The Efficacy of Continuous Versus Intermittent Celecoxib Treatment in Osteoarthritis Patients with Body Mass Index ≥30 and <30 kg/m2
George H Sands*, Pritha Bhadra Brown , Margaret Noyes Essex
Identifiers and Pagination:Year: 2013
First Page: 32
Last Page: 37
Publisher ID: TORJ-7-32
Article History:Received Date: 27/2/2013
Revision Received Date: 15/5/2013
Acceptance Date: 16/5/2013
Electronic publication date: 12/7/2013
Collection year: 2013
open-access license: This is an open access article licensed under the terms of the Creative Commons Attribution Non-Commercial License (http://creativecommons.org/licenses/by-nc/3.0/) which permits unrestricted, non-commercial use, distribution and reproduction in any medium, provided the work is properly cited.
Characterize the effect of body mass index (BMI) on the efficacy of continuous daily celecoxib treatment compared with intermittent celecoxib treatment.
Prespecified exploratory analysis of a 24-week, double-blind, parallel-group, randomized, multicenter international study. 858 patients with knee or hip osteoarthritis (OA) were randomized to receive celecoxib 200 mg daily either as continuous or intermittent treatment. Efficacy was measured by Western Ontario and McMaster Universities Arthritis Index (WOMAC) total and subscale scores and the number of flare events.

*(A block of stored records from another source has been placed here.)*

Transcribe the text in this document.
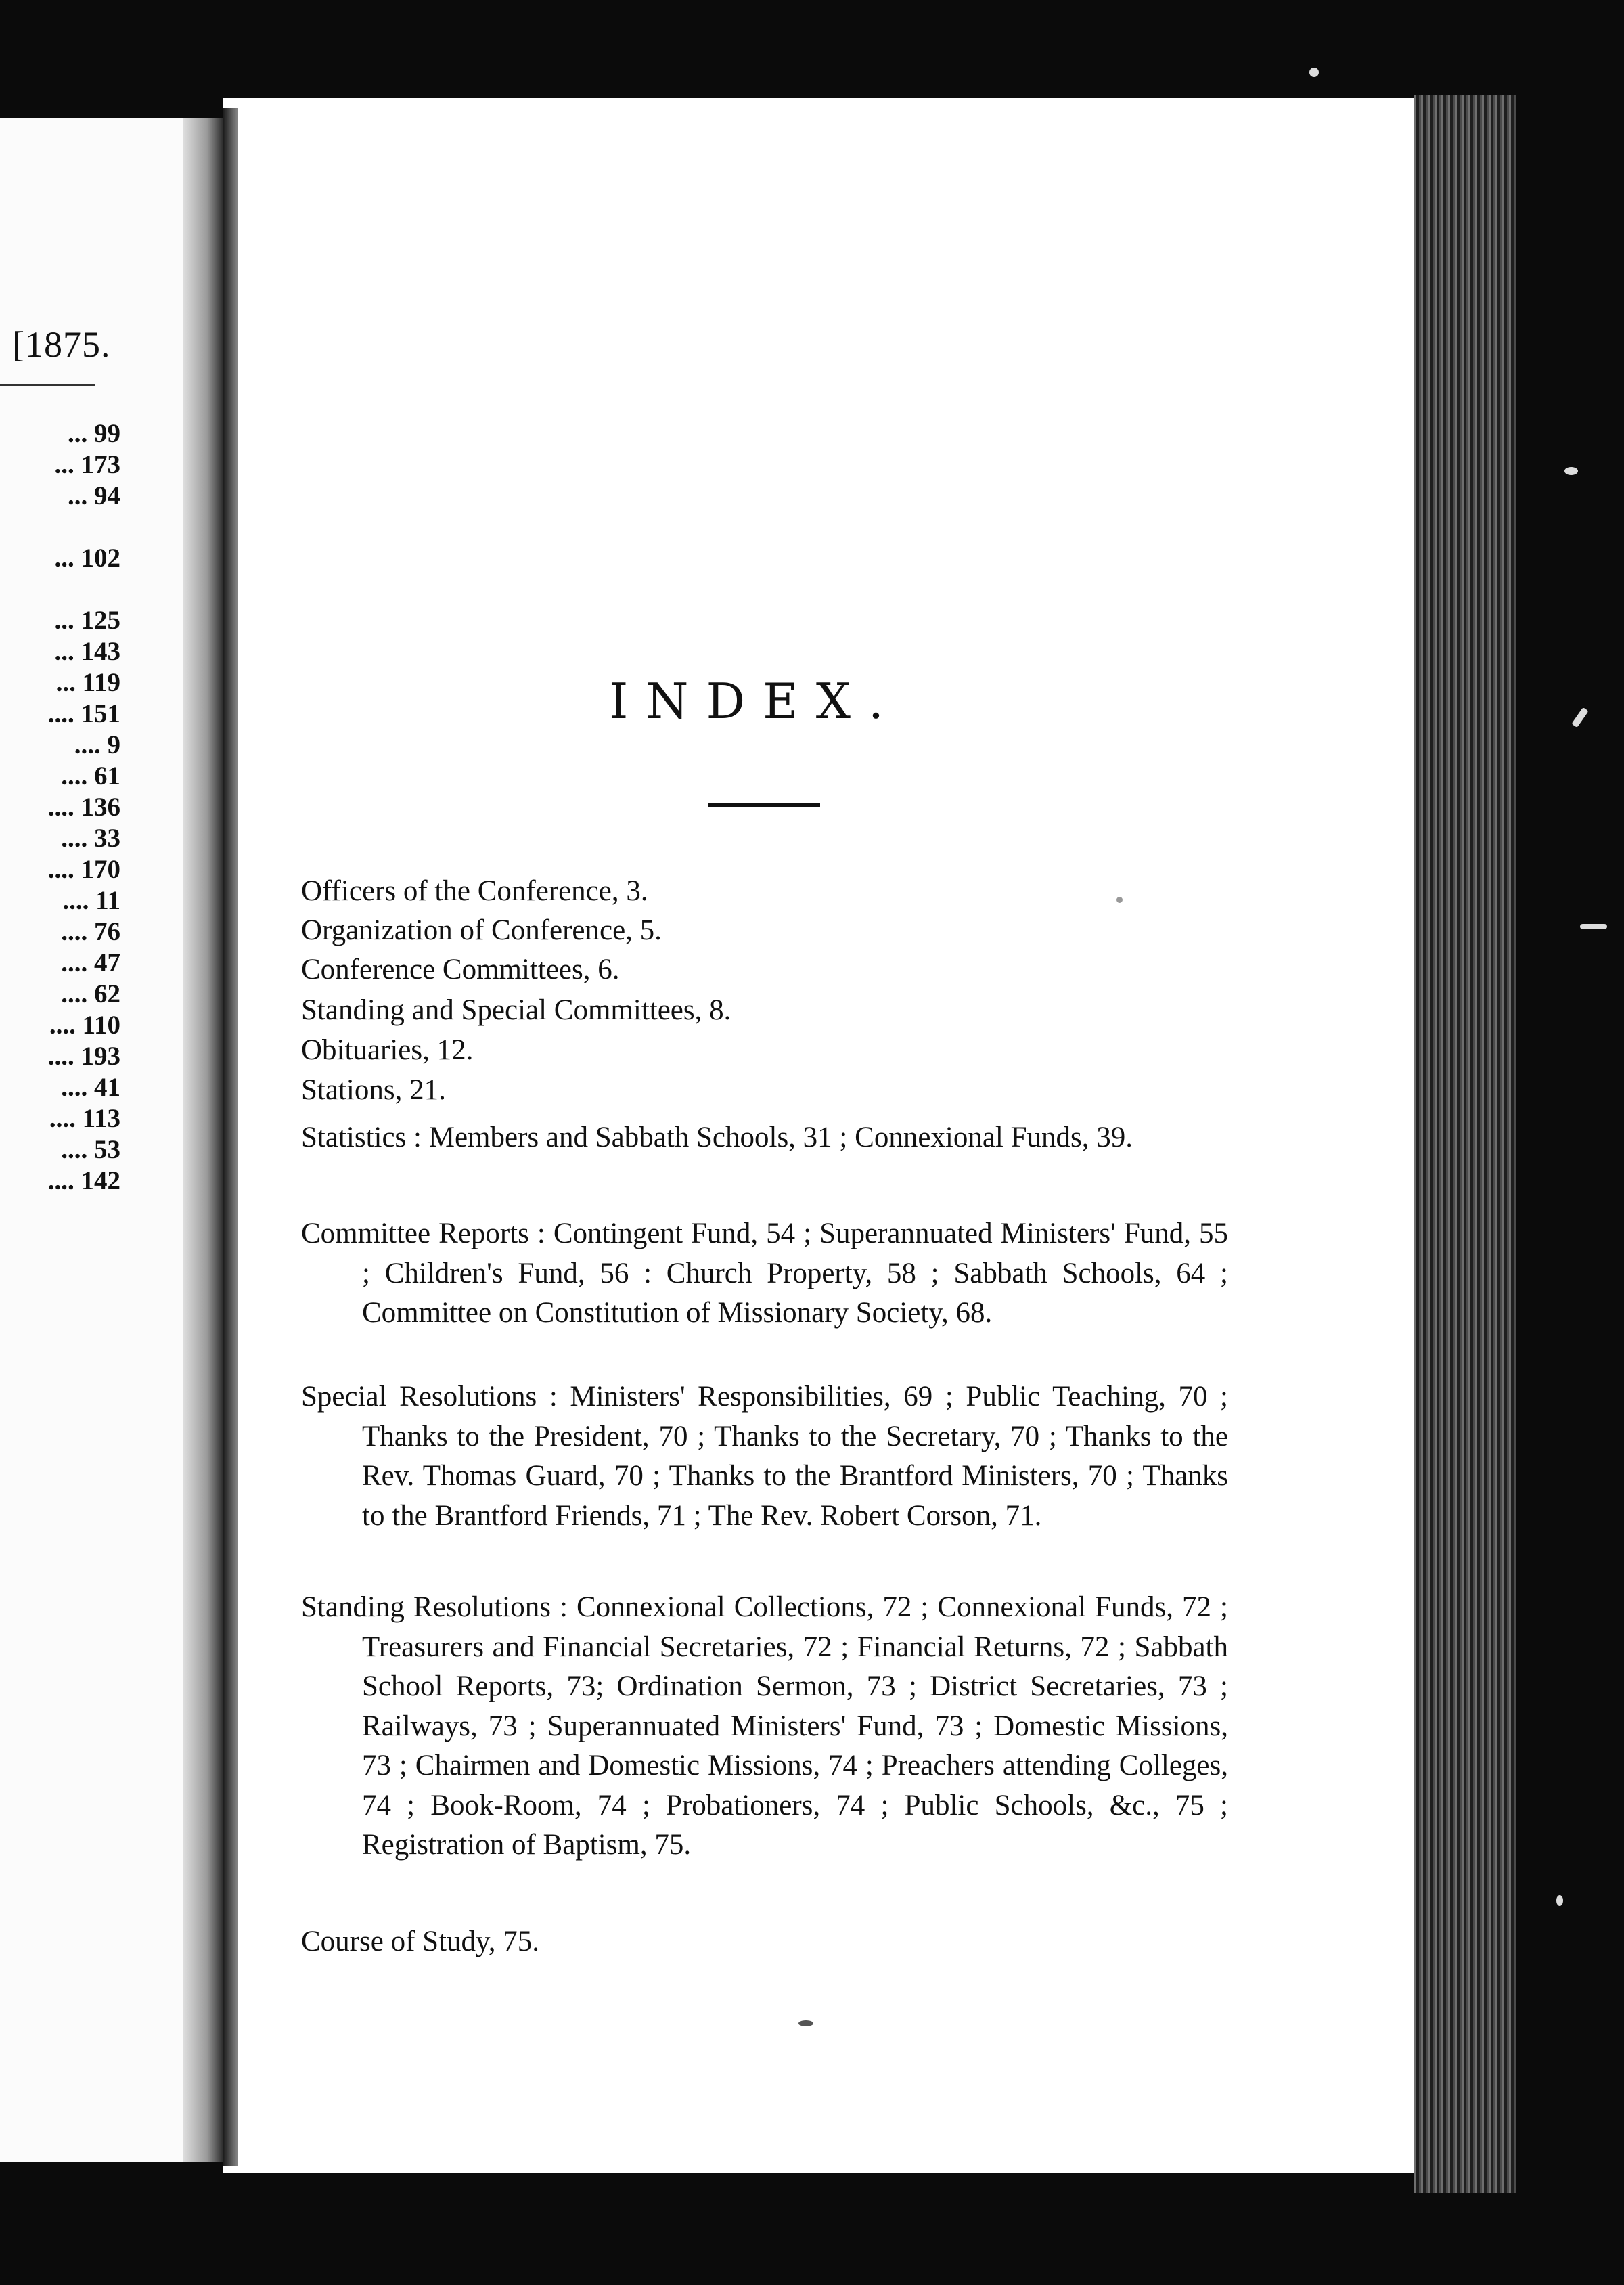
[1875.
... 99
... 173
... 94
... 102
... 125
... 143
... 119
.... 151
.... 9
.... 61
.... 136
.... 33
.... 170
.... 11
.... 76
.... 47
.... 62
.... 110
.... 193
.... 41
.... 113
.... 53
.... 142
INDEX.
Officers of the Conference, 3.
Organization of Conference, 5.
Conference Committees, 6.
Standing and Special Committees, 8.
Obituaries, 12.
Stations, 21.
Statistics : Members and Sabbath Schools, 31 ; Connexional Funds, 39.
Committee Reports : Contingent Fund, 54 ; Superannuated Ministers' Fund, 55 ; Children's Fund, 56 : Church Property, 58 ; Sabbath Schools, 64 ; Committee on Constitution of Missionary Society, 68.
Special Resolutions : Ministers' Responsibilities, 69 ; Public Teaching, 70 ; Thanks to the President, 70 ; Thanks to the Secretary, 70 ; Thanks to the Rev. Thomas Guard, 70 ; Thanks to the Brantford Ministers, 70 ; Thanks to the Brantford Friends, 71 ; The Rev. Robert Corson, 71.
Standing Resolutions : Connexional Collections, 72 ; Connexional Funds, 72 ; Treasurers and Financial Secretaries, 72 ; Financial Returns, 72 ; Sabbath School Reports, 73; Ordination Sermon, 73 ; District Secretaries, 73 ; Railways, 73 ; Superannuated Ministers' Fund, 73 ; Domestic Missions, 73 ; Chairmen and Domestic Missions, 74 ; Preachers attending Colleges, 74 ; Book-Room, 74 ; Probationers, 74 ; Public Schools, &c., 75 ; Registration of Baptism, 75.
Course of Study, 75.
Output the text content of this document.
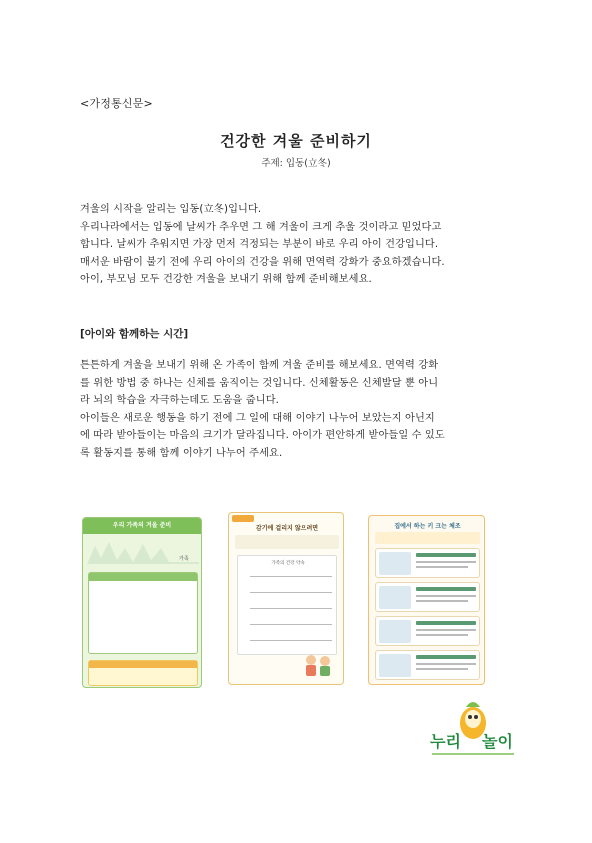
<가정통신문>
건강한 겨울 준비하기
주제: 입동(立冬)

겨울의 시작을 알리는 입동(立冬)입니다.

우리나라에서는 입동에 날씨가 추우면 그 해 겨울이 크게 추울 것이라고 믿었다고

합니다. 날씨가 추워지면 가장 먼저 걱정되는 부분이 바로 우리 아이 건강입니다.

매서운 바람이 불기 전에 우리 아이의 건강을 위해 면역력 강화가 중요하겠습니다.

아이, 부모님 모두 건강한 겨울을 보내기 위해 함께 준비해보세요.

[아이와 함께하는 시간]

튼튼하게 겨울을 보내기 위해 온 가족이 함께 겨울 준비를 해보세요. 면역력 강화

를 위한 방법 중 하나는 신체를 움직이는 것입니다. 신체활동은 신체발달 뿐 아니

라 뇌의 학습을 자극하는데도 도움을 줍니다.

아이들은 새로운 행동을 하기 전에 그 일에 대해 이야기 나누어 보았는지 아닌지

에 따라 받아들이는 마음의 크기가 달라집니다. 아이가 편안하게 받아들일 수 있도

록 활동지를 통해 함께 이야기 나누어 주세요.

우리 가족의 겨울 준비
가족
감기에 걸리지 않으려면
가족의 건강 약속
집에서 하는 키 크는 체조
누리 놀이
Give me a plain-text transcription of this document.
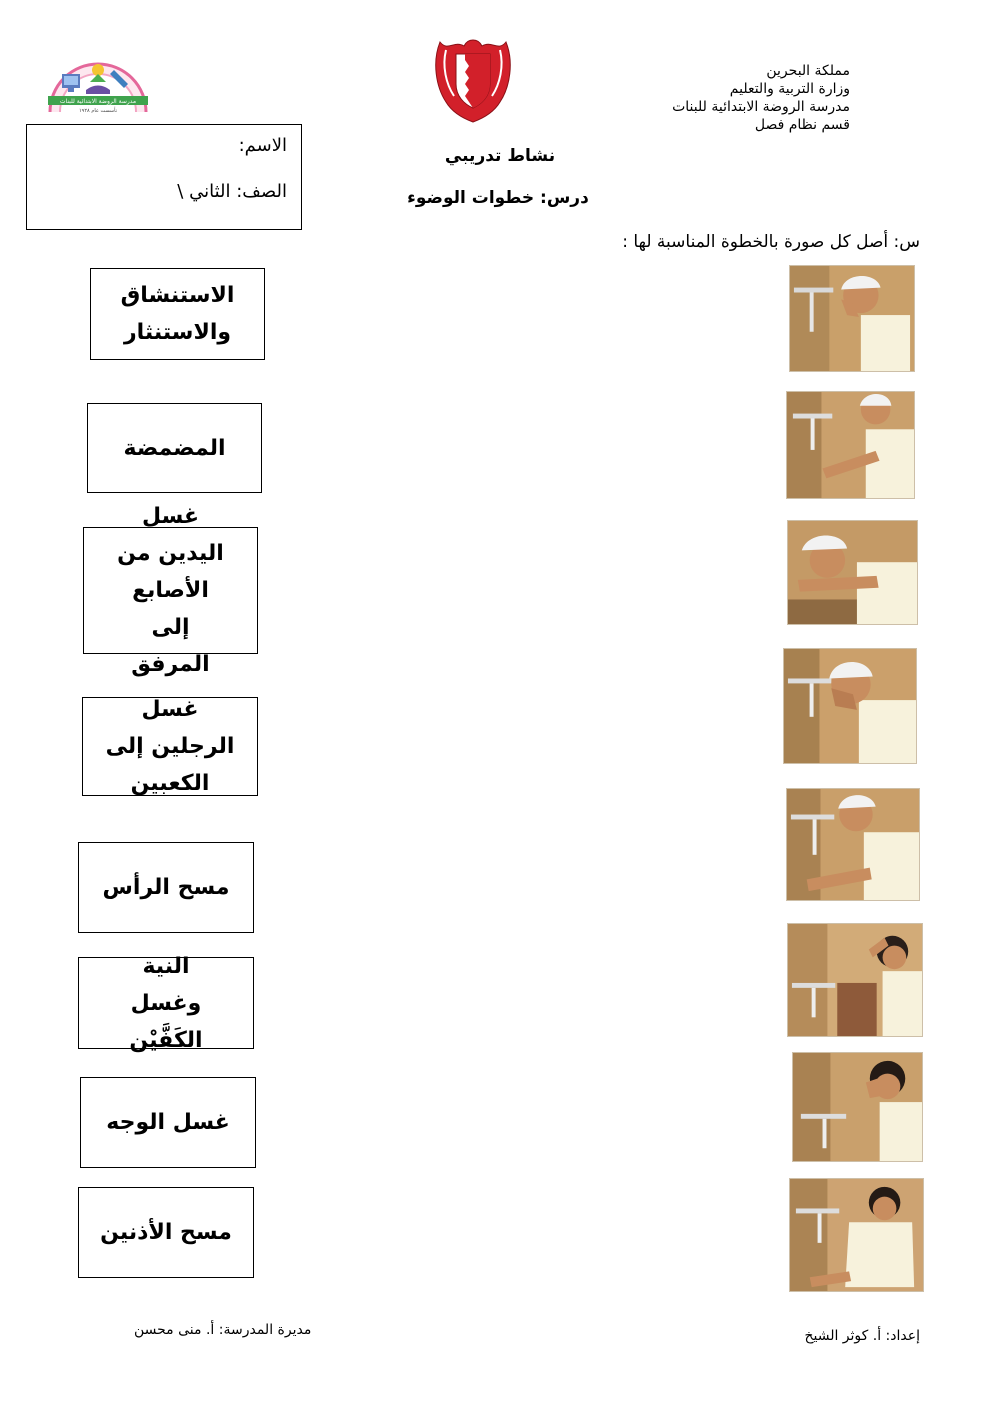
مملكة البحرين
وزارة التربية والتعليم
مدرسة الروضة الابتدائية للبنات
قسم نظام فصل
مدرسة الروضة الابتدائية للبنات
تأسست عام ١٩٢٨
الاسم:
الصف: الثاني \
نشاط تدريبي
درس: خطوات الوضوء
س: أصل كل صورة بالخطوة المناسبة لها :
الاستنشاق والاستنثار
المضمضة
غسل اليدين من الأصابع إلى المرفق
غسل الرجلين إلى الكعبين
مسح الرأس
النية وغسل الكَفَّيْن
غسل الوجه
مسح الأذنين
إعداد: أ. كوثر الشيخ
مديرة المدرسة: أ. منى محسن
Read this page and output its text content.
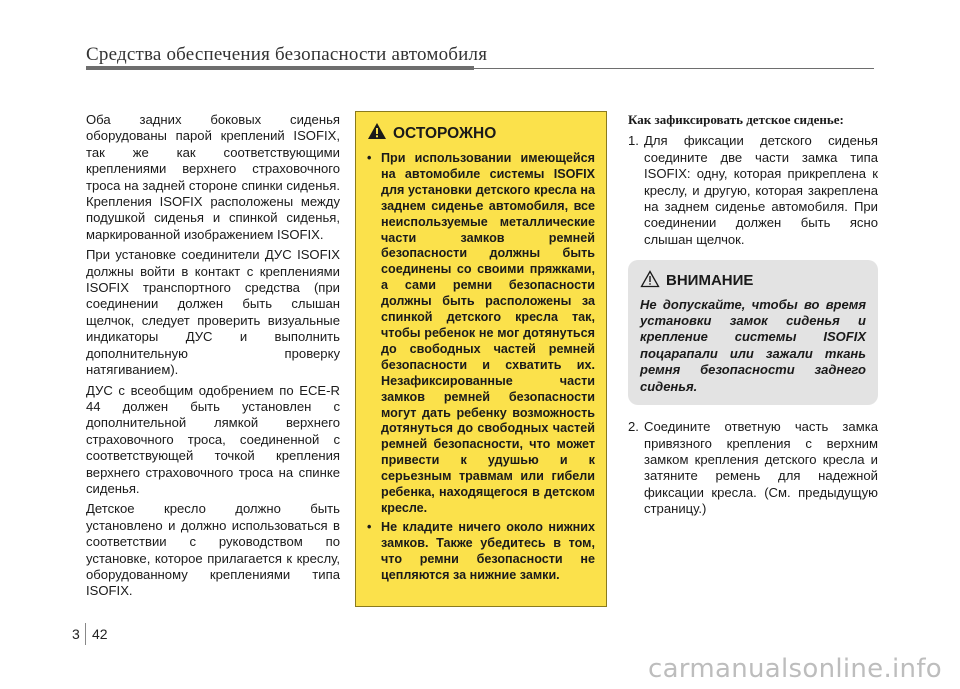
Средства обеспечения безопасности автомобиля

Оба задних боковых сиденья оборудованы парой креплений ISOFIX, так же как соответствующими креплениями верхнего страховочного троса на задней стороне спинки сиденья. Крепления ISOFIX расположены между подушкой сиденья и спинкой сиденья, маркированной изображением ISOFIX.

При установке соединители ДУС ISOFIX должны войти в контакт с креплениями ISOFIX транспортного средства (при соединении должен быть слышан щелчок, следует проверить визуальные индикаторы ДУС и выполнить дополнительную проверку натягиванием).

ДУС с всеобщим одобрением по ECE-R 44 должен быть установлен с дополнительной лямкой верхнего страховочного троса, соединенной с соответствующей точкой крепления верхнего страховочного троса на спинке сиденья.

Детское кресло должно быть установлено и должно использоваться в соответствии с руководством по установке, которое прилагается к креслу, оборудованному креплениями типа ISOFIX.

ОСТОРОЖНО
• При использовании имеющейся на автомобиле системы ISOFIX для установки детского кресла на заднем сиденье автомобиля, все неиспользуемые металлические части замков ремней безопасности должны быть соединены со своими пряжками, а сами ремни безопасности должны быть расположены за спинкой детского кресла так, чтобы ребенок не мог дотянуться до свободных частей ремней безопасности и схватить их. Незафиксированные части замков ремней безопасности могут дать ребенку возможность дотянуться до свободных частей ремней безопасности, что может привести к удушью и к серьезным травмам или гибели ребенка, находящегося в детском кресле.
• Не кладите ничего около нижних замков. Также убедитесь в том, что ремни безопасности не цепляются за нижние замки.
Как зафиксировать детское сиденье:
1. Для фиксации детского сиденья соедините две части замка типа ISOFIX: одну, которая прикреплена к креслу, и другую, которая закреплена на заднем сиденье автомобиля. При соединении должен быть ясно слышан щелчок.
ВНИМАНИЕ
Не допускайте, чтобы во время установки замок сиденья и крепление системы ISOFIX поцарапали или зажали ткань ремня безопасности заднего сиденья.
2. Соедините ответную часть замка привязного крепления с верхним замком крепления детского кресла и затяните ремень для надежной фиксации кресла. (См. предыдущую страницу.)
3 42
carmanualsonline.info
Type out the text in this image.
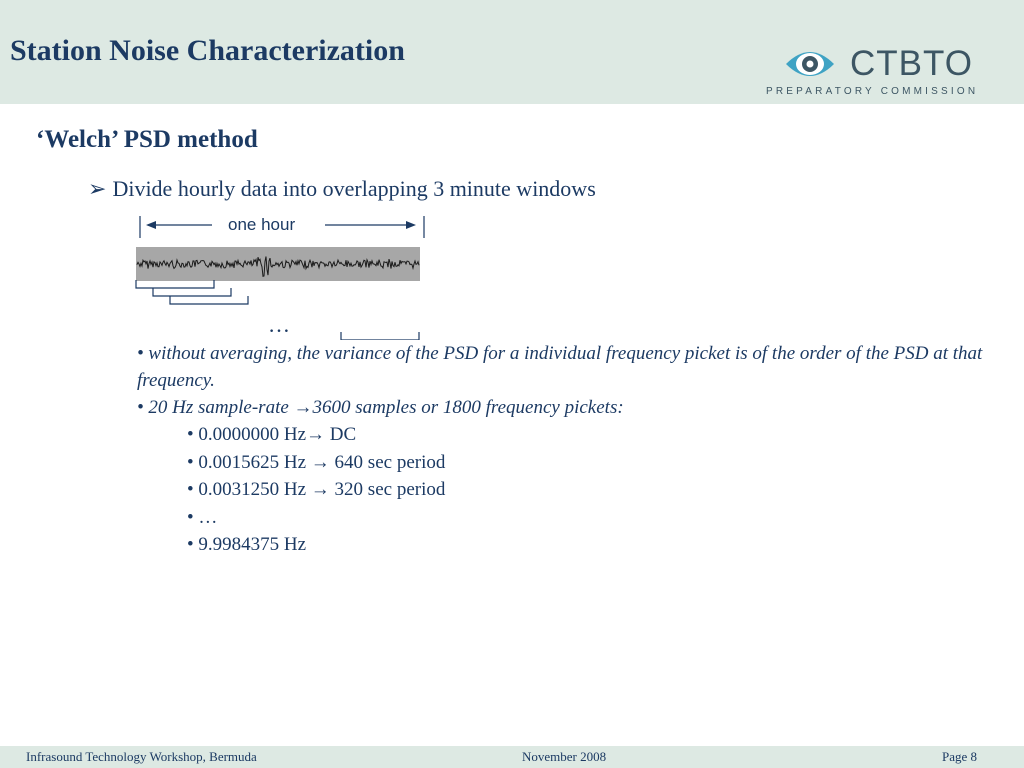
Station Noise Characterization	CTBTO
PREPARATORY COMMISSION
‘Welch’ PSD method
➢ Divide hourly data into overlapping 3 minute windows
one hour
…

• without averaging, the variance of the PSD for a individual frequency picket is of the order of the PSD at that frequency.

• 20 Hz sample-rate →3600 samples or 1800 frequency pickets:

• 0.0000000 Hz→ DC
• 0.0015625 Hz → 640 sec period
• 0.0031250 Hz → 320 sec period
• …
• 9.9984375 Hz
Infrasound Technology Workshop, Bermuda	November 2008	Page 8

Least squares mean increases (worsening) in WOMAC total scores were significantly less in the continuous treatment group than in the intermittent treatment group in patients with a BMI <30 kg/m2 (1.33 vs 4.85; p=0.016) and in patients with a BMI ≥30 kg/m2 (1.84 vs 5.12; p=0.019). There was a greater worsening in patients with a BMI ≥30 kg/m2 than in those with a BMI <30 kg/m2 in both the continuous and intermittent groups. Fewer flares were reported in the continuous treatment group than in the intermittent group in patients with a BMI <30 kg/m2 (0.55 vs 0.88; p<0.0001) and ≥30 kg/m2 (0.54 vs 0.97; p<0.0001). There were no differences in adverse events in the two BMI groups.
Continuous celecoxib treatment was significantly more efficacious than intermittent use in patients with a BMI <30 kg/m2 compared with obese patients (≥30 kg/m2) as assessed by WOMAC total scores and the number of flares. These data suggest that including weight loss as part of a treatment regimen for obese OA patients could be important.